By: Daniel Chadwick-Shubat
All the way back in November I entered a Remembrance Day essay contest here in Canada that was province wide. I wrote an essay titled; “The Monuments Men”. First thing that would come to mind for a lot of you is the movie starring George Clooney and Matt Damon. But I was writing about the real people and the sacrifices they made in World War II and still make in war zones today. I recently received news that I won first prize in my regional area and placed second in the whole of Ontario! This was really exciting news and in honor of this websites motto on “getting real” I wanted to share this essay with you and hear your thoughts.
War has plagued millions of lives for thousands of years. It’s a part of life and sadly has destroyed millions of lives. But many people don’t consider the impact it has on people’s culture and way of life. When Hitler tried to conquer the world he tried to wipe the Jews off the face of the Earth. He took everything away from them, furniture, family pictures, houses and ultimately their lives. There was never a clearer example of the dehumanization of a specific religion or creed. This unthinkable barbaric act not only meant the murder of over 6 million people but also the destruction of thousands of homes, books and pieces of art.
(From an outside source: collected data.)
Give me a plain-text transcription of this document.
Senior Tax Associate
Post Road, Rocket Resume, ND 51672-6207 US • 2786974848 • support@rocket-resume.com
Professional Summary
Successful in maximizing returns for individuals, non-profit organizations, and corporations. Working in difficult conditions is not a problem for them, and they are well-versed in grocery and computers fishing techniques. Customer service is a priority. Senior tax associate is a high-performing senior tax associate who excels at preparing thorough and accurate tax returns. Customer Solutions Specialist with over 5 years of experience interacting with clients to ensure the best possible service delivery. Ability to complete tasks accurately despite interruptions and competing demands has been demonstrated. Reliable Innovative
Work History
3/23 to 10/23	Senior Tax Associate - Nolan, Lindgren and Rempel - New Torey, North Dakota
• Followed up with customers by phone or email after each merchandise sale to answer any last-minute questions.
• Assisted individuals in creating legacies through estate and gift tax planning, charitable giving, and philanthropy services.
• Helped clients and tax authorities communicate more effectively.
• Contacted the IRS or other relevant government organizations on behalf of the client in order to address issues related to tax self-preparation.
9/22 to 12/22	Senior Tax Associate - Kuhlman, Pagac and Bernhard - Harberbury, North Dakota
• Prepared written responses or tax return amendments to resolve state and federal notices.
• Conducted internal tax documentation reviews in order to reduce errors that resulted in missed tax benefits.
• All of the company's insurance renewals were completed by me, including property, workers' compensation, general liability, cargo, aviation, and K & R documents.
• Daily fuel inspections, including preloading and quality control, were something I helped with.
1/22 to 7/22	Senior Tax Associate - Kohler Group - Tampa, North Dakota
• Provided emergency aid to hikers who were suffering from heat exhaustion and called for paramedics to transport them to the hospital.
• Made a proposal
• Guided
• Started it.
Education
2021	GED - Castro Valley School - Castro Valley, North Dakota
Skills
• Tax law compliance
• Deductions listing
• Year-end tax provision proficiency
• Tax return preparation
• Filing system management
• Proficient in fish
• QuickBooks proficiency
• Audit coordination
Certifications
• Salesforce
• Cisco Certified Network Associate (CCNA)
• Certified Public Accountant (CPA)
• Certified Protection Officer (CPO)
This is why it’s so shocking that so many people don’t know about the Monuments Men, men and women from 13 different countries who went across Europe during World War II risking their lives to save millions of historically significant buildings and pieces of art. Notably they saved the Madonna and Child (Michelangelo) and the Ghent Altarpiece (Hubert Van Eyck). Recently a movie was made about these brave men and women but this film only scratched the surface. Many people still have no idea about what these brave men and women actually accomplished and did for their countries, and the entire world. They preserved many people’s identity and way of life by not only finding these stolen pieces of art but many times returned them to their original owners, many of them Jews, who were picking up the pieces of their shattered lives after the horrors of the Holocaust.
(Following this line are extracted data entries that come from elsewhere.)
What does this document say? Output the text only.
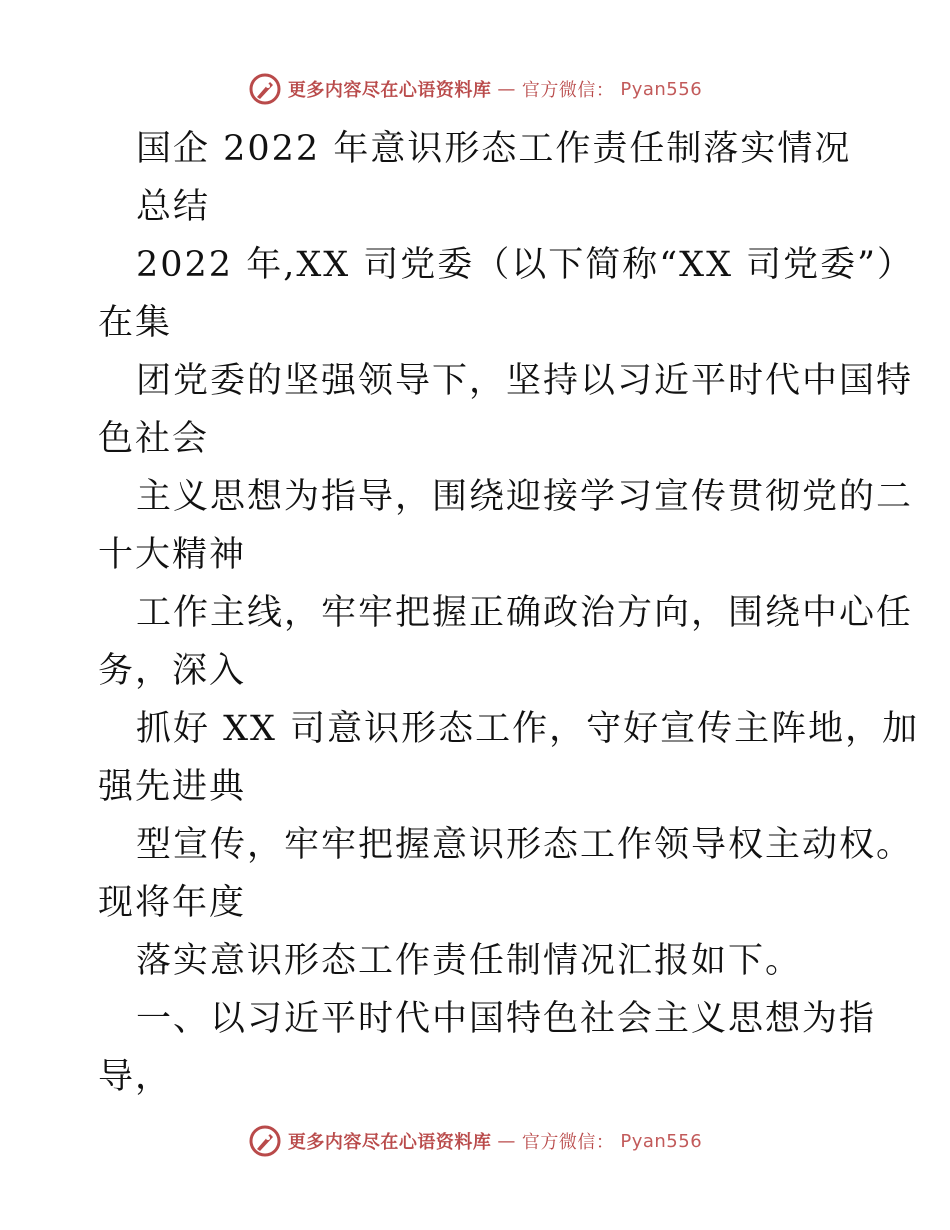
更多内容尽在心语资料库 — 官方微信： Pyan556
国企 2022 年意识形态工作责任制落实情况
总结
2022 年,XX 司党委（以下简称“XX 司党委”）
在集
团党委的坚强领导下，坚持以习近平时代中国特
色社会
主义思想为指导，围绕迎接学习宣传贯彻党的二
十大精神
工作主线，牢牢把握正确政治方向，围绕中心任
务，深入
抓好 XX 司意识形态工作，守好宣传主阵地，加
强先进典
型宣传，牢牢把握意识形态工作领导权主动权。
现将年度
落实意识形态工作责任制情况汇报如下。
一、以习近平时代中国特色社会主义思想为指
导，
更多内容尽在心语资料库 — 官方微信： Pyan556
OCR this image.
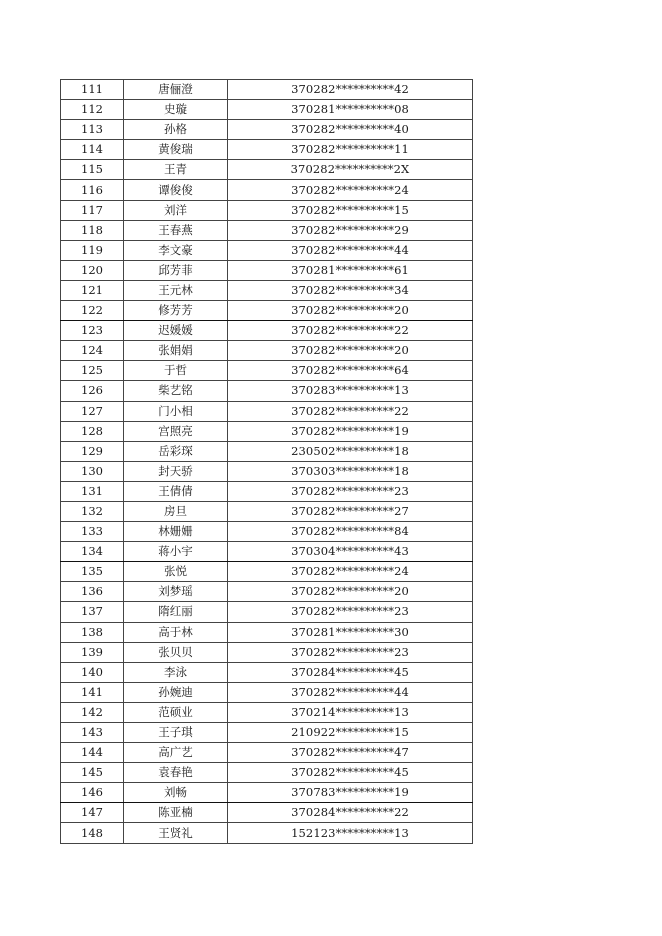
111	唐俪澄	370282**********42
112	史璇	370281**********08
113	孙格	370282**********40
114	黄俊瑞	370282**********11
115	王青	370282**********2X
116	谭俊俊	370282**********24
117	刘洋	370282**********15
118	王春燕	370282**********29
119	李文豪	370282**********44
120	邱芳菲	370281**********61
121	王元林	370282**********34
122	修芳芳	370282**********20
123	迟媛媛	370282**********22
124	张娟娟	370282**********20
125	于哲	370282**********64
126	柴艺铭	370283**********13
127	门小相	370282**********22
128	宫照亮	370282**********19
129	岳彩琛	230502**********18
130	封天骄	370303**********18
131	王倩倩	370282**********23
132	房旦	370282**********27
133	林姗姗	370282**********84
134	蒋小宇	370304**********43
135	张悦	370282**********24
136	刘梦瑶	370282**********20
137	隋红丽	370282**********23
138	高于林	370281**********30
139	张贝贝	370282**********23
140	李泳	370284**********45
141	孙婉迪	370282**********44
142	范硕业	370214**********13
143	王子琪	210922**********15
144	高广艺	370282**********47
145	袁春艳	370282**********45
146	刘畅	370783**********19
147	陈亚楠	370284**********22
148	王贤礼	152123**********13
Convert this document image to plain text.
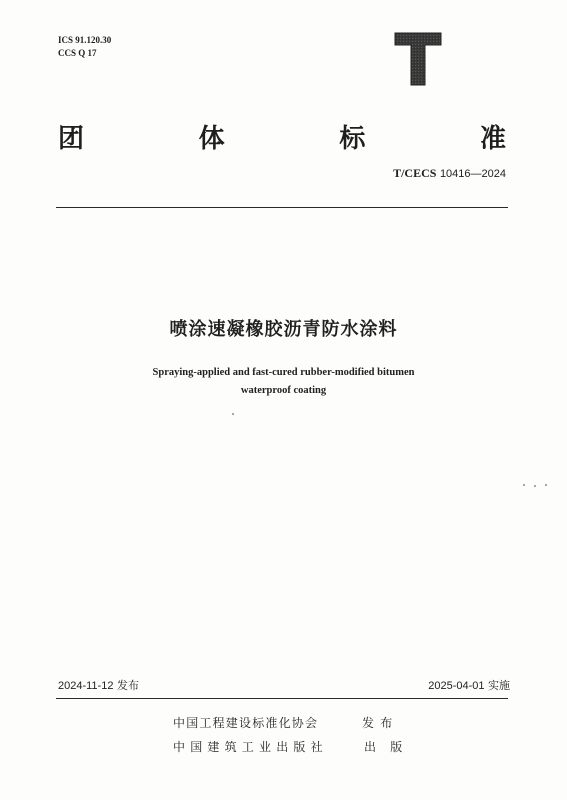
ICS 91.120.30
CCS Q 17
团	体	标	准
T/CECS 10416—2024
喷涂速凝橡胶沥青防水涂料
Spraying-applied and fast-cured rubber-modified bitumen
waterproof coating
2024-11-12 发布	2025-04-01 实施
中国工程建设标准化协会	发 布
中国建筑工业出版社	出 版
You can kill people, murder their families and steal all their money. But when you take away what they make, the signs of their culture, that’s when society breaks down. This was evident in the Holocaust and is evident today in war stricken zones such as Iraq and Sudan. Many countries did not realise that they were destroying people’s way of life and culture. Even today there are Monuments Men out in the world trying to prevent this from happening again. One of the most important lessons we are taught is to learn from our (and other’s) mistakes. We can not do what Hitler did and destroy people’s way of life. Because of this man many people lost their identities in the War and never regained it. That’s why Monuments Men are heroes because they save people’s way of life and gave many a reason to keep on living.
Some might ask if art is worth dying for. The best answer for that question is that of Deane Keller, a Monuments Men officer who worked in Italy during World War II: “No work of art is worth the life of a single boy, but to risk your life for a way of life that includes respect for cultural property, yes, it is worth the risk”. These men and women were ready to lose their lives so our way of life and history could be preserved. Today’s youth can learn a lot from these men and women who are the reason we still have beautiful pieces of art from the likes of Monet, Van Gogh, Michelangelo and Da Vinci.
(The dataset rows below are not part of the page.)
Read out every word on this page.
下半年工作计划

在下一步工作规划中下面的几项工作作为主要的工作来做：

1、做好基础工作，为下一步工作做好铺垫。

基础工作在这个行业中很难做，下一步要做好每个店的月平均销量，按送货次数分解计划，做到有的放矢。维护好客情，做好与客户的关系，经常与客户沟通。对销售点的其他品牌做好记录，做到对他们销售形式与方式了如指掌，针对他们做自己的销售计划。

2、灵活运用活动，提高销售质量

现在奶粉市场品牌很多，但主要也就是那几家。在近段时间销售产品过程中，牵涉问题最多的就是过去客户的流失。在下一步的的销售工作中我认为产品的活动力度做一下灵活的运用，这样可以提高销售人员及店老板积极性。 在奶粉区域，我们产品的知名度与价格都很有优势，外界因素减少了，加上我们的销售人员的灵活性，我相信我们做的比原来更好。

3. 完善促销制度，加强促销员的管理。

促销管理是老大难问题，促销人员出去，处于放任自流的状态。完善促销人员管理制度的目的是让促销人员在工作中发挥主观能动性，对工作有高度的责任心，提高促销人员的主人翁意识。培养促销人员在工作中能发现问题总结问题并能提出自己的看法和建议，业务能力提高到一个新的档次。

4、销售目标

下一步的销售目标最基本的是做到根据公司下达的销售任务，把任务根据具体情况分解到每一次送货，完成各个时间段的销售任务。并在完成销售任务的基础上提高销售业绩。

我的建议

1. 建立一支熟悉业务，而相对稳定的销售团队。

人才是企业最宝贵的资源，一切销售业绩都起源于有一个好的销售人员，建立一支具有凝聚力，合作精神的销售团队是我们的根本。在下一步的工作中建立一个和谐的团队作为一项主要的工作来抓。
So on this Remembrance Day I will not only remember and honour the men and women who fought for our freedom, but specifically the ones who preserved many culture’s way of life. These heroic men and women are seldom talked about but have done so much for the global community. Even today there are men and women who are hard at work, protecting today’s historical artifacts and items of importance in war stricken zones. This Remembrance Day remember not only all the soldiers but also the brave men and women who protect our way of life. Remember the Monuments Men.